Her lovely, clear blue irises seemed to see right through him.
“Hoffman, Mattson, and a bunch of other people whose names you’ll never learn . . . Dad knew them all.”
Her voice stopped, as if it had faded into the haze of his abstinence. And she wasn’t looking at him, he realized, but at the person behind them.
“The tunnel,” she whispered as the beam of a flashlight lit up the room. “Dad was the one who created it.”
She couldn’t reach Katz. His phone was dead; it went straight to voicemail when she called. He was supposed to show up over an hour ago.
She instinctively knew that something was wrong.
She dialed Jorma’s number as she stood inside the cafe and watched the daylight disappear. She heard that slight Finnish accent that would never fade, even though he was born and raised in Sweden.
“Is something wrong?”
She explained as best she could. She told him about Katz’s call, and how he’d asked her to look up a few things about Jennifer Roslund’s family.
“I’ll be right over,” he said. “Where are you?”
“In the city. Outside Ritorno.”
“Great. I’ll be there in fifteen.”
They drove toward Vallentuna, which was the best option she could think of for the time being. Katz hadn’t mentioned where he was, but, considering what he’d asked her to look up, it seemed plausible that he’d gone there. The suburbs marched past outside the window, getting fancier and fancier the further east they drove.
They turned off just before Väsby, followed the GPS directions toward Täby Kyr
kby, and turned north again, approaching the nouveaux riches neighborhoods.
They parked the car outside a shop five hundred meters from the house and walked the last little bit. Glowing Advent stars hung in windows. She pulled her coat tighter around her body.
Small, meaningless fragments of thoughts were whirling inside her head. She had a bad feeling about this . . . really bad this time.
They approached the house, a white, two-story brick villa on a cul-de-sac. Skeletal trampolines on the neighbors’ lawns. The bare trees. A thin layer of snow that had piled up in little drifts in front of garages.
A car was carelessly parked by the pavement.
The house was dark; the front door locked.

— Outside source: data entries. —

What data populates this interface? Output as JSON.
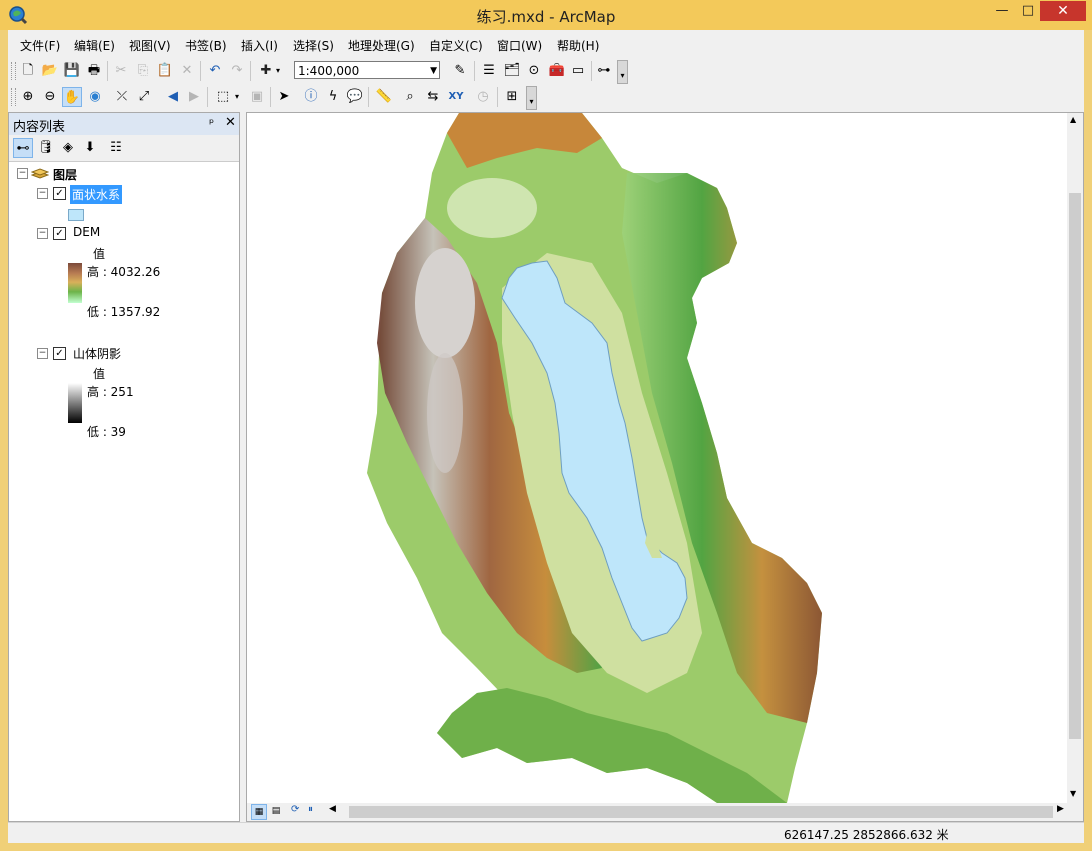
{
  "window": {
    "title": "练习.mxd - ArcMap",
    "minimize": "—",
    "maximize": "□",
    "close": "✕"
  },
  "menu": [
    "文件(F)",
    "编辑(E)",
    "视图(V)",
    "书签(B)",
    "插入(I)",
    "选择(S)",
    "地理处理(G)",
    "自定义(C)",
    "窗口(W)",
    "帮助(H)"
  ],
  "toolbar": {
    "scale": "1:400,000"
  },
  "toc": {
    "title": "内容列表",
    "pin": "ᵖ",
    "close": "✕",
    "root": "图层",
    "layers": [
      {
        "name": "面状水系",
        "checked": true,
        "selected": true
      },
      {
        "name": "DEM",
        "checked": true,
        "legend_title": "值",
        "high": "高 : 4032.26",
        "low": "低 : 1357.92"
      },
      {
        "name": "山体阴影",
        "checked": true,
        "legend_title": "值",
        "high": "高 : 251",
        "low": "低 : 39"
      }
    ]
  },
  "status": {
    "coords": "626147.25  2852866.632 米"
  },
  "colors": {
    "titlebar": "#f3c95a",
    "selection": "#3399ff",
    "water": "#bee6fa",
    "dem_high": "#7b4a3a",
    "dem_low": "#c2ffd0"
  }
}
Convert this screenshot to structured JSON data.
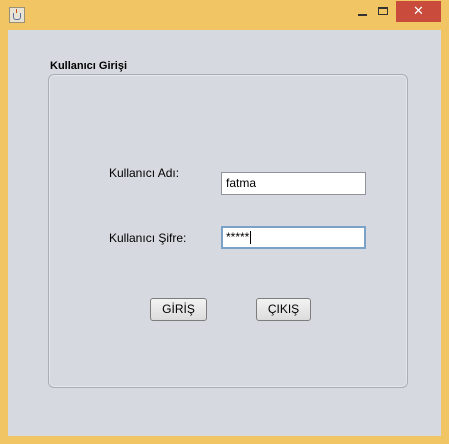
{
  "window": {
    "title": "",
    "controls": {
      "minimize": "",
      "maximize": "",
      "close": "✕"
    }
  },
  "panel": {
    "title": "Kullanıcı Girişi"
  },
  "form": {
    "username_label": "Kullanıcı Adı:",
    "username_value": "fatma",
    "password_label": "Kullanıcı Şifre:",
    "password_value": "*****"
  },
  "buttons": {
    "login": "GİRİŞ",
    "exit": "ÇIKIŞ"
  },
  "colors": {
    "frame": "#f2c564",
    "close": "#c94b3c",
    "background": "#d6d9df",
    "focus": "#7aa3c7"
  },
  "icons": {
    "app": "java-cup-icon",
    "minimize": "minimize-icon",
    "maximize": "maximize-icon",
    "close": "close-icon"
  }
}
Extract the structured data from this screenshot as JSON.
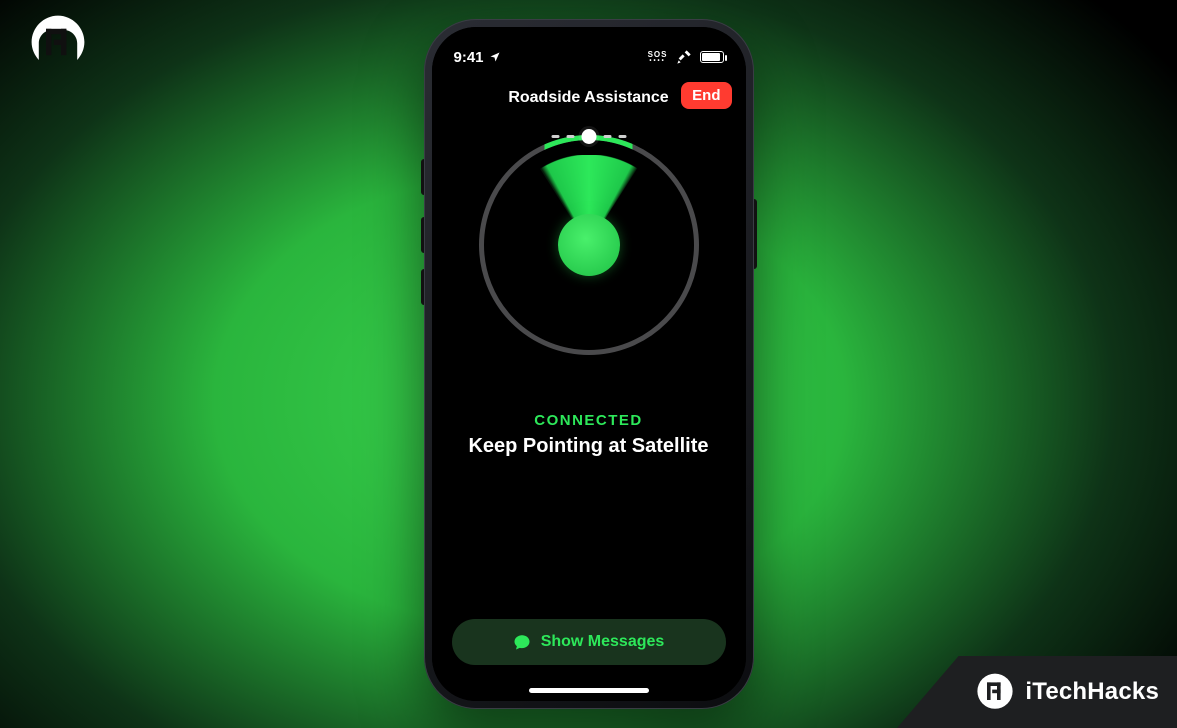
{
  "statusbar": {
    "time": "9:41",
    "sos_label": "SOS"
  },
  "nav": {
    "title": "Roadside Assistance",
    "end_label": "End"
  },
  "status": {
    "connected_label": "CONNECTED",
    "instruction": "Keep Pointing at Satellite"
  },
  "footer_button": {
    "label": "Show Messages"
  },
  "branding": {
    "name": "iTechHacks"
  },
  "colors": {
    "accent_green": "#2de85a",
    "danger_red": "#ff3b30"
  }
}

They followed a paved pathway to the back of the house. Neither of them said anything. They couldn’t say why, but both knew they didn’t have much time. She wiped a snowflake from her eye, blinked, and saw an empty pool with a gray tarp covering it, a greenhouse reflecting the last of the daylight, the metal door of an open electrical box that was mounted on the tar-paper wall of the garage.
The massive picture windows were dark. But Katz was somewhere in there, she was sure of it.
There was a dull crack as Jorma kicked in the glass terrace door. He carefully stuck his hand through the shards of glass and unlocked it. He paused briefly before opening it . . .
“Did you bring the Colt?” she asked.
He shook his head.
“I got rid of it. Didn’t think I’d need it anymore.”
No sounds or movements as they walked through the living room. Their eyes slowly adjusted to the dim light. They rounded a corner and found themselves in a kitchen. Their eyes swept across the furnishings: the kitchen table, the chairs, the potted flowers on the windowsill. A set of kitchen knives, sorted by size, hung from a magnetic strip above the counter. One was missing.
The room was oddly quiet. No hum from the fridge—it was as if a fuse had blown. She hit a light switch, but nothing happened.
The scents of another person’s home made her lose confidence. She had the sense of having taken a wrong turn, of being out of place.